Houston and Love would come back. They expected me to get them.
The remorse of the night before had reared like a coiled snake into a poisonous vengeance. There would be no quitting now.
The mean, sordid gray of early morning had just streaked the night sky. My father came out to the barn. He looked tall and grim, but blanched as a leper.
"Come in with me." His voice seemed pressed and flattened with misery. "Come in here." He led the way to the room where John lay in a moaning delirium.
"There's one," he pointed.
And then he moved silently into the other room where Ed had been placed on the board table.

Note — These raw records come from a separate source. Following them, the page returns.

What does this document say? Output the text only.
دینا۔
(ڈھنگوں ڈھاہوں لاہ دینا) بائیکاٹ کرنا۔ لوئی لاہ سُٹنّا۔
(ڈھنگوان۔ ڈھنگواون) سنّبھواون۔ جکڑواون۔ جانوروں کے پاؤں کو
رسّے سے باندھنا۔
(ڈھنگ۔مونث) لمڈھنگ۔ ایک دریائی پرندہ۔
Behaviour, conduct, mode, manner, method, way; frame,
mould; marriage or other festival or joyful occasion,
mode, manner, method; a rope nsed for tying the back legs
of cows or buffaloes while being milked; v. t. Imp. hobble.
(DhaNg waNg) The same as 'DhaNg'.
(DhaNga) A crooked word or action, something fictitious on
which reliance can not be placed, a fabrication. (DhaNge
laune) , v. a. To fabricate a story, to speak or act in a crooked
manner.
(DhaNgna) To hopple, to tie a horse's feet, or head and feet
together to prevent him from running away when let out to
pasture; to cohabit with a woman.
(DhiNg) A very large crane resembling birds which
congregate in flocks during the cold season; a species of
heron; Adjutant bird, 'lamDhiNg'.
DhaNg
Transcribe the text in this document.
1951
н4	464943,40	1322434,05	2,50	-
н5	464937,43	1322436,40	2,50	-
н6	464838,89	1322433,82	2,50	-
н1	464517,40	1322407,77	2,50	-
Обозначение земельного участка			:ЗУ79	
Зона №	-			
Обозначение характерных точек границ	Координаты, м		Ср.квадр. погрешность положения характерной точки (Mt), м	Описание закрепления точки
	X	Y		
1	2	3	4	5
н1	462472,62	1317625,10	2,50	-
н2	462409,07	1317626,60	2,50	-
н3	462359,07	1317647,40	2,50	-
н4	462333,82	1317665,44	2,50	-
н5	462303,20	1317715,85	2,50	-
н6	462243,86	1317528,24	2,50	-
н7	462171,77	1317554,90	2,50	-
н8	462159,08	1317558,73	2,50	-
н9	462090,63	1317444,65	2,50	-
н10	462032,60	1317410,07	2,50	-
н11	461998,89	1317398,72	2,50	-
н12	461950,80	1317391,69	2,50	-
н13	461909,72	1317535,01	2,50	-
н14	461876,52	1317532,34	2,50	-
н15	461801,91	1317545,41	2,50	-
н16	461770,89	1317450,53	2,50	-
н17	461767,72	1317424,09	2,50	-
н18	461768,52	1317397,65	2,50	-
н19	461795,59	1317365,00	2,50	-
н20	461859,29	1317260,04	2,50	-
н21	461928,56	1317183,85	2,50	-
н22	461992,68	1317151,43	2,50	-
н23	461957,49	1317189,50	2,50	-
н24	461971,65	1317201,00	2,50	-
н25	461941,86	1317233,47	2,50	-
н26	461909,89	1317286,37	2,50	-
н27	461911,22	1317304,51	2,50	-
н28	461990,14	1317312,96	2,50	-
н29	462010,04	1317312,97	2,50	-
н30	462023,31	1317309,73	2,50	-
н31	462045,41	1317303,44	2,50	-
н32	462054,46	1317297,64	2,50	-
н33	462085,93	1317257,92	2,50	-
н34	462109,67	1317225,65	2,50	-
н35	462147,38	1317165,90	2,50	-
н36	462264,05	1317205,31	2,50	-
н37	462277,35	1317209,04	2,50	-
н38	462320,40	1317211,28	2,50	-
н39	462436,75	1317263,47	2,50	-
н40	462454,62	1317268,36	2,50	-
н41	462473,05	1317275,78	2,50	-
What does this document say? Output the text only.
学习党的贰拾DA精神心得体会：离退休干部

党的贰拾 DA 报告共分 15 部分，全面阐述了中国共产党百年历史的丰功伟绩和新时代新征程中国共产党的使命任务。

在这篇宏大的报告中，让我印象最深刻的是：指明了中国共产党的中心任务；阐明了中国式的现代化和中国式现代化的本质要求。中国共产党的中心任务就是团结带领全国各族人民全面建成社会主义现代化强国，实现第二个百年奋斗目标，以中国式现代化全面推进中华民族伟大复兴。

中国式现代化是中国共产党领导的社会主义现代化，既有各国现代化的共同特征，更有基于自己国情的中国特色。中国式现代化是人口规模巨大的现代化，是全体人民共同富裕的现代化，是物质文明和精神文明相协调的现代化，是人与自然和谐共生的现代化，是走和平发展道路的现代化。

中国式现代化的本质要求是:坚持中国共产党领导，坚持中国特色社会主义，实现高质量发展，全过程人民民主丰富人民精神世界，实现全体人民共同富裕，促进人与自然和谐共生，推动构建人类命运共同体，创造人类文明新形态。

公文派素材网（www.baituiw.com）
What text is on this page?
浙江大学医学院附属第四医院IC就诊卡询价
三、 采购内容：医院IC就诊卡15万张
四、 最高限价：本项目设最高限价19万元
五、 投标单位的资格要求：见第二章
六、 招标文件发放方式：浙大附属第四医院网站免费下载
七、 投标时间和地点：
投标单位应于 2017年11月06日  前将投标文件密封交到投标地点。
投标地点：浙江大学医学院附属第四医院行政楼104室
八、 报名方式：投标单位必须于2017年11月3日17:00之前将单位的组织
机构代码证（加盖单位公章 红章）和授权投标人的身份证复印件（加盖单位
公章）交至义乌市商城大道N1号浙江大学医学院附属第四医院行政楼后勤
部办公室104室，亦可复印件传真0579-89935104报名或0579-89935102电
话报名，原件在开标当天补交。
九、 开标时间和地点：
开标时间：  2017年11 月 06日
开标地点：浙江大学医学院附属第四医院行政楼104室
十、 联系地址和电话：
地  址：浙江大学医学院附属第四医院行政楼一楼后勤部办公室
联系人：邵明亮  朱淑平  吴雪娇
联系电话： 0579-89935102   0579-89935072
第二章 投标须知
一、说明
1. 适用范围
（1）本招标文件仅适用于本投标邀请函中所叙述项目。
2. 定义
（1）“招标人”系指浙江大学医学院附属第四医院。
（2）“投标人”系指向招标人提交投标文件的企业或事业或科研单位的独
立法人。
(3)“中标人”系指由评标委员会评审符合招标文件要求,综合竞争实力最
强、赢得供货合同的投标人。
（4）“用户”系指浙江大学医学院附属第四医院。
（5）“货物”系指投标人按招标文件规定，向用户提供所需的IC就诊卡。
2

My father's cavernous eyes glowed into mine in a blazing scrutiny.
"There's two," he said.
"Now what are you going to do? Are you going to finish us?"
It was like a whiplash cutting a welt across my face. I felt like a beaten, cowering dog.
Neither of us spoke. It was hard even to breathe. I could see that my father's hand trembled. I did not want to look into his accusing face.
What did he mean? Did he expect me to do nothing, while all of Woodward waited for the blow?
He knew the spirit of these prairie towns. Men settled their own accounts in swift and deadly fashion. Ex-fugitives and old range men made up the population. They paid little tribute to the law.
The marshals who administered it were the meanest men in the country. They were mostly former horse-thieves, rustlers or renegade gamblers.
The outlaws did their financeering with a six-shooter; the marshals used a whiskey bottle.
I have known deputy U. S. marshals, dozens of times, deliberately sneak the bottle into the schooner wagons going across the plains; double back on the occupants, search the wagons, find the bottle, tie their victims to the trees, hold them until the scoundrelly trick gave them about 10 prisoners. Then they would drive them all into Fort Smith, produce their fraudulent evidence, collect mileage and cold-bloodedly have those innocent men sent up for four or five years on the charge of introducing liquor into the Indian Territory. Ohio penitentiary, when I landed there, was choked with men serving time on such trumped-up cases.